Nous sommes convaincus qu’aussi longtemps qu’il y aura de très grandes différences de croissance économique entre nos pays et ceux d’Europe, il nous sera difficile de combattre efficacement le phénomène des migrations. Les causes sont certes diverses, allant de la croissance démographique, la pauvreté, le terrorisme, la gouvernance politique aux conflits et guerres de toutes natures mais elles restent essentiellement économiques, il nous faut donc renforcer le partenariat dans le sens d’une réduction considérable des écarts. C’est à mon avis, la meilleure manière d’agir sur les causes des migrations en créant les conditions du maintien des populations dans leurs terroirs. Plus les fruits de la croissance seront partagés, plus nous aurons la chance de freiner le phénomène. Plus nos populations pourront bénéficier des conditions nécessaires et suffisantes pour produire, exporter et vivre de leur travail, se soigner, éduquer et assurer une vie digne et un avenir à leurs enfants, moins elles seront tentées par les aventures dramatiques des migrations clandestines.

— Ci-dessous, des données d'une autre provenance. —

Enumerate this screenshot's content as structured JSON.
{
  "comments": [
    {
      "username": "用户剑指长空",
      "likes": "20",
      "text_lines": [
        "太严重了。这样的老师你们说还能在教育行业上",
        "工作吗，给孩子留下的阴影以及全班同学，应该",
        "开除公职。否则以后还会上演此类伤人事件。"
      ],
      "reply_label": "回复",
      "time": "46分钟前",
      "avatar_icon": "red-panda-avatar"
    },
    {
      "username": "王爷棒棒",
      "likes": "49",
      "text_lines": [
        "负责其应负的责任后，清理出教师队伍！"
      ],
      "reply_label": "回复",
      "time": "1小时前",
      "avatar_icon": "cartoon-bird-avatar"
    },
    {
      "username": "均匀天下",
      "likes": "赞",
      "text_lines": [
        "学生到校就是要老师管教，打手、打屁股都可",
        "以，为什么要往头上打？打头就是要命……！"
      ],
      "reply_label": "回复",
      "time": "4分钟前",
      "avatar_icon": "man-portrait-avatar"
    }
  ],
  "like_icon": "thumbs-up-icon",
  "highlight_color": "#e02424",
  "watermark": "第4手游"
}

Nous ne devons pas perdre de vue la nécessité de garantir la participation de nos populations dans la gestion des affaires publiques. Car, plus elles seront consultées sur les décisions qui les concernent, qui impactent sur leurs vies, plus elles pourront adhérer aux différents projets et programmes que nous mettons en œuvre en vue de leur mieux-être.
Monsieur le Président
Honorables Députés
Mesdames et Messieurs

Au regard des conséquences multiples et multiformes du phénomène des migrations sur la stabilité de nos pays, mais aussi et surtout sur le partenariat entre l’Afrique et l’Europe, il me paraît judicieux d’en bien comprendre les causes afin de mieux agir sur les effets. La longue expérience de coopération entre nos deux continents nous renseigne suffisamment sur nos faiblesses, mais aussi sur nos forces.
Pour ma part, je m’engage et j’engage mon pays, le Burkina Faso, à poursuivre la réflexion sur la question des migrations afin d’apporter nos meilleures contributions à une gestion du phénomène au nom de la solidarité entre les peuples et en faveur du respect de la dignité humaine. C’est pourquoi nous seront présents à la conférence internationale de haut niveau chargée d’adopter le pacte mondial pour les migrations sûres, ordonnées et régulières qu’organisent les Nations Unies en décembre prochain.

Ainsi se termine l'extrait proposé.